To address the above shortcomings, we explore three lines of research. The first aims to extract user-centric fashion knowledge from Social Media . In this work, we propose to automatically extract user-centric and time-evolving fashion knowledge by unifying three tasks of occasion, person and clothing discovery from the massive user-generated multi-modal resources on social media. This aims to bridge the gap between fashion concept prediction and the downstream applications. Specifically, we design a contextualized fashion concept learning module to effectively capture the dependencies and correlations among different fashion concepts (occasions, clothing categories, and clothing attributes) (see Figure 1). To alleviate problem of sparse training data for labels, we enrich the learning procedure with a weak label modeling module that utilizes both the machine-labelled data and clean data.
The second line of research aims towards interpretable fashion matching with rich attributes . This work tackles the interpretable fashion matching task, aiming to inject interpretability into the compatibility modeling of items. We develop an attribute-based interpretable compatibility modeling framework (see Figure 2), which consists of three modules: a) a tree-based module that extracts the decision rules on matching prediction; b) an embedding module that learns the vector representations of rules by accounting for the attribute semantics; and c) a joint modeling module that unifies the visual embedding and rule embedding to predict the matching score. Based on this framework, we could capture the semantics of decision rules by modeling attribute interactions, and unify the strengths of visual embedding and attribute-based rule embedding by explicitly inferring the attributed-based matching patterns.
The third line of research explores knowledge enhanced neural fashion trend forecasting  (see Figure 3). This work aims to forecast fashion trends, with focus on investigating fine-grained fashion elements trends for specific user groups. We first contribute a large-scale fashion trend dataset (FIT) collected from Instagram with extracted time series fashion element records and user information. Next, in order to effectively model the time series data of fashion elements with rather complex patterns, we propose a Knowledge Enhanced Recurrent Network model (KERN), which leverages deep recurrent neural networks in modeling time-series data. Moreover, it exploits both the internal and external knowledge in fashion domain that have impacts on the time-series patterns of fashion element trends. Such incorporation of domain knowledge further enhances the deep learning model in capturing the inherent patterns of specific fashion elements and predicting the future trends.
Plans for Future Research
First, we plan to leverage multiple sources of fashion knowledge including the explicit knowledge such as the fashion taxonomy, and implicit knowledge such as the social media postings and write-ups by fashion influencers, designers, brands, ecommerce sites, and users. The integration of these knowledge is challenging but could offer us a more complete and unbiased source of information for fashion modelling and trend forecasting. Second, we plan to conduct a big data analysis to study the trends and causal relations in fashion starting from top end fashion shows, through influencer, designers and brands, down to street level fashion. Third, we will study the extraction of fine-grained fashion attributes and the development of deep learning based framework for personalized fashion search, matching, recommendation and influence.

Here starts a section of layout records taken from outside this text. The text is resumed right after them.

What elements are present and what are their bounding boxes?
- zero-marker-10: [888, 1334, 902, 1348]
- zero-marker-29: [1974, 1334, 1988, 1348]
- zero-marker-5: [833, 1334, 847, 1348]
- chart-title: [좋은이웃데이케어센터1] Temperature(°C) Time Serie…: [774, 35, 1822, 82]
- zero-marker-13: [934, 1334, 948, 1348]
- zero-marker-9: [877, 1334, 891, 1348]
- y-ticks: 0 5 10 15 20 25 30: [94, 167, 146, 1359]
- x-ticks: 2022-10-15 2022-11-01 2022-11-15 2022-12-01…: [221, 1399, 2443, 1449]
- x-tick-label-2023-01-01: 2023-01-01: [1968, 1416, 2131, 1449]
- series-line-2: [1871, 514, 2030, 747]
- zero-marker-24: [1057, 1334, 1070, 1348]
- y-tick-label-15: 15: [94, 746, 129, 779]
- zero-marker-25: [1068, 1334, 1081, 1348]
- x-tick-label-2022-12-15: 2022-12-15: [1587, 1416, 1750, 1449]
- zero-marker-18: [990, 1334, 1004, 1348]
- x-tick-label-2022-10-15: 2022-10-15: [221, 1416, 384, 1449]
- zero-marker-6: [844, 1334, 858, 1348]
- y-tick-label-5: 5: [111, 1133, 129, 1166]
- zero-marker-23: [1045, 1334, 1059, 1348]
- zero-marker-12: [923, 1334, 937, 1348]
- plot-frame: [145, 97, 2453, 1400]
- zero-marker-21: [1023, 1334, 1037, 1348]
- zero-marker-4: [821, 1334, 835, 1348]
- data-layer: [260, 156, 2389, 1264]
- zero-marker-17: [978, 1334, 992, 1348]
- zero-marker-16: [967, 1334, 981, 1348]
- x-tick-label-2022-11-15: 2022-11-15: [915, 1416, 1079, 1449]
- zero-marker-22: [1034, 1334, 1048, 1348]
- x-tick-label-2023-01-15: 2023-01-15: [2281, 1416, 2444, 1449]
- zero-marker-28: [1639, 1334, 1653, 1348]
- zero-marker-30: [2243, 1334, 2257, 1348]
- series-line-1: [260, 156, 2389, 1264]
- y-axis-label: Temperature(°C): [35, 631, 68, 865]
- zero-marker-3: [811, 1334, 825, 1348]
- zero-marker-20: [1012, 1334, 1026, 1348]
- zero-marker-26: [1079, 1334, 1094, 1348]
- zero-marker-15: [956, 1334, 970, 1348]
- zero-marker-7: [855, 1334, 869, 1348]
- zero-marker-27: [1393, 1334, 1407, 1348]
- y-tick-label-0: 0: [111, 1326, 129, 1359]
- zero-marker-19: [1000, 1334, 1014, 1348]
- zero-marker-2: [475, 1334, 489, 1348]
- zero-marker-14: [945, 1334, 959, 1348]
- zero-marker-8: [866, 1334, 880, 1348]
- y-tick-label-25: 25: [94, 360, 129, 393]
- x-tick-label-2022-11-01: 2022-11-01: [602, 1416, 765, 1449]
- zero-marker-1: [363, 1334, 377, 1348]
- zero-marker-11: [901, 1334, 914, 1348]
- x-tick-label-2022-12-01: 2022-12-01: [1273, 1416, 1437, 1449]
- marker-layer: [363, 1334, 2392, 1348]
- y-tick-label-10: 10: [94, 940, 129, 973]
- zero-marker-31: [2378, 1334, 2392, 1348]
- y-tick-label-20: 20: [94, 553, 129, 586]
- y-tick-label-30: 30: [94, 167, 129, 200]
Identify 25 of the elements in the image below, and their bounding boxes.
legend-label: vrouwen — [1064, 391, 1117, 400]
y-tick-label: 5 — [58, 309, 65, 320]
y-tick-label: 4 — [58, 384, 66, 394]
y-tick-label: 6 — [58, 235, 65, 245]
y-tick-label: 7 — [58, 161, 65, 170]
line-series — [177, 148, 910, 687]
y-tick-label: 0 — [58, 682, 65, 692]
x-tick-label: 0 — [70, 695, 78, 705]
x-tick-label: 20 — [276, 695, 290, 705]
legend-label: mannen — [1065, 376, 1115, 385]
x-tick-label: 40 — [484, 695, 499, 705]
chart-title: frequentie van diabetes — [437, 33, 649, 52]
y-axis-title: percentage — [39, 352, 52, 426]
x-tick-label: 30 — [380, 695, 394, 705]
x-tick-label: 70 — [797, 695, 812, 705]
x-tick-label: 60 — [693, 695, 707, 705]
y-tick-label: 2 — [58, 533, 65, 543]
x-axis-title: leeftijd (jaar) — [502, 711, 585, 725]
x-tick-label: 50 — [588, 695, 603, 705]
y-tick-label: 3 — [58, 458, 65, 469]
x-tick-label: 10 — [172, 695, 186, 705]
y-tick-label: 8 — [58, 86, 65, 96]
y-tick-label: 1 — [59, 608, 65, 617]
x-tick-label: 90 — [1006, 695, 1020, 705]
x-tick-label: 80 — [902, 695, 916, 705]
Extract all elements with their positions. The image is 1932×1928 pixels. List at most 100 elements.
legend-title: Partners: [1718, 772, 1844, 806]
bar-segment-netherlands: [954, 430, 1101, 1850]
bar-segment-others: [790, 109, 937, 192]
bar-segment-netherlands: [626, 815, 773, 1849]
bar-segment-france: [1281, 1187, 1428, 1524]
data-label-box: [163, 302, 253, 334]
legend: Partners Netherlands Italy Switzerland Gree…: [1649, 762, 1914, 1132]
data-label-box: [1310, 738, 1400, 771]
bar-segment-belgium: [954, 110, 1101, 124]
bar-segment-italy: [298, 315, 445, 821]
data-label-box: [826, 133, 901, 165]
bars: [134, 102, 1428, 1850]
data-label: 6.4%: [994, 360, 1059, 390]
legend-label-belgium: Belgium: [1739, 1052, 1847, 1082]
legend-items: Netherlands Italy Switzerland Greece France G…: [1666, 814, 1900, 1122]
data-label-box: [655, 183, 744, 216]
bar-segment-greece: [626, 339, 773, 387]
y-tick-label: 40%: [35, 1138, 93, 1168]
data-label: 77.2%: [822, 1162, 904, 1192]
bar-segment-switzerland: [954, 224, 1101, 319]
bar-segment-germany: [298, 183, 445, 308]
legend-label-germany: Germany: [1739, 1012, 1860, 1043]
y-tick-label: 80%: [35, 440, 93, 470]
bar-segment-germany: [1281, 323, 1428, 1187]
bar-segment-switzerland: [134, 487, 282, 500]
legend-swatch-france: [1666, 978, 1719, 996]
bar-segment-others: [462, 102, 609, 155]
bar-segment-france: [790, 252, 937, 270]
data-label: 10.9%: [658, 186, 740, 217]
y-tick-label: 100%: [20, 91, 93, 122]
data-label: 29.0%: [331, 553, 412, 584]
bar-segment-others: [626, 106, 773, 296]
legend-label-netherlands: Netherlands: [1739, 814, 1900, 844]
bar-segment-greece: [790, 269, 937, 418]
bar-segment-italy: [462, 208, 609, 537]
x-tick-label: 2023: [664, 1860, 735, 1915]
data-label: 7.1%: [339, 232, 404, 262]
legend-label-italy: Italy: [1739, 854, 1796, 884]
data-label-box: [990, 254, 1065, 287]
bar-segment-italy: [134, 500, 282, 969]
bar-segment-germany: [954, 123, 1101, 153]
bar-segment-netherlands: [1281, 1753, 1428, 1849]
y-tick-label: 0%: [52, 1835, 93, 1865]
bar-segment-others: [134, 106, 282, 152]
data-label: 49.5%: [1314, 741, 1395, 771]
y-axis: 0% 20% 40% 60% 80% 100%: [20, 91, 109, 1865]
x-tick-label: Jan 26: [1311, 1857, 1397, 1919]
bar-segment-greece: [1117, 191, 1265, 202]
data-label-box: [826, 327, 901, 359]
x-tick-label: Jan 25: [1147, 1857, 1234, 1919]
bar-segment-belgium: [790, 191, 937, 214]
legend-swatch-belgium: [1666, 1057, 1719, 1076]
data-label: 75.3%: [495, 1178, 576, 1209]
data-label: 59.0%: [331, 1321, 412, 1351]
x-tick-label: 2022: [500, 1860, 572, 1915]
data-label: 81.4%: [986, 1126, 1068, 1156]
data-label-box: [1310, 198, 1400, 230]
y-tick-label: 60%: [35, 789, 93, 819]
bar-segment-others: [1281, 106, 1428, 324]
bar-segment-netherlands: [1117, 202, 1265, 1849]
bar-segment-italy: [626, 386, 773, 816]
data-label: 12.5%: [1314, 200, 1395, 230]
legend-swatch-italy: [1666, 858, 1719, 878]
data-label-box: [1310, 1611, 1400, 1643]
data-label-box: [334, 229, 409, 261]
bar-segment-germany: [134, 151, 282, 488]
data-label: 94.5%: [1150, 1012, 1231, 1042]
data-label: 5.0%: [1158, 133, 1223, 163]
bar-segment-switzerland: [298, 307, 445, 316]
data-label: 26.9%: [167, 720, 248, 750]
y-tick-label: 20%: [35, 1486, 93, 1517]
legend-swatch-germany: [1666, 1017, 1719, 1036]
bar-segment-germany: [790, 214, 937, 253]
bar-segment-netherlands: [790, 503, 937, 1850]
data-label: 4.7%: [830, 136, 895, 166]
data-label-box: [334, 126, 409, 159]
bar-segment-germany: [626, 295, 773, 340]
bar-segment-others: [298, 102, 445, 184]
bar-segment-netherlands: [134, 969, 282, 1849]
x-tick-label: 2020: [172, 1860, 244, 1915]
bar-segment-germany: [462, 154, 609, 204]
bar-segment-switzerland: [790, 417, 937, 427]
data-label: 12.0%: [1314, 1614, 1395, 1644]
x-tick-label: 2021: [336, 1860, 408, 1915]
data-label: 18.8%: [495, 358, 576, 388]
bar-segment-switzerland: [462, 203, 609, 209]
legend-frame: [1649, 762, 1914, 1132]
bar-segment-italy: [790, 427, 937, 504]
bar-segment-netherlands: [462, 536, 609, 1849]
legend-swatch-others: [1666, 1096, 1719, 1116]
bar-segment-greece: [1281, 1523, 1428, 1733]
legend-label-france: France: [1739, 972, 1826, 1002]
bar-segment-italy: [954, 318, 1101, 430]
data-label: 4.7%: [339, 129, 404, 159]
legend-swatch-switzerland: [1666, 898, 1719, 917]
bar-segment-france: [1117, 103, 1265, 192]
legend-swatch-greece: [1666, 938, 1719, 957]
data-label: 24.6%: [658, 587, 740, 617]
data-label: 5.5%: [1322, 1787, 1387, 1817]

 Yunshan Ma, Xun Yang, Lizi Liao, Yixin Cao, Tat-Seng Chua. Who, Where, and What to Wear? Extracting Fashion Knowledge from Social Media. ACM MM 2019.
 Xun Yang, Xiangnan He, Xiang Wang, Yunshan Ma, Fuli Feng, Meng Wang, Tat-Seng Chua. Interpretable Fashion Matching with Rich Attributes. SIGIR 2019.
 Yunshan Ma, Yujuan Ding, Lizi Liao, Xun Yang, Wai Keung Wong, Tat-Seng Chua. Knowledge Enhanced Neural Fashion Trend Forecasting. ACM ICMR 2020.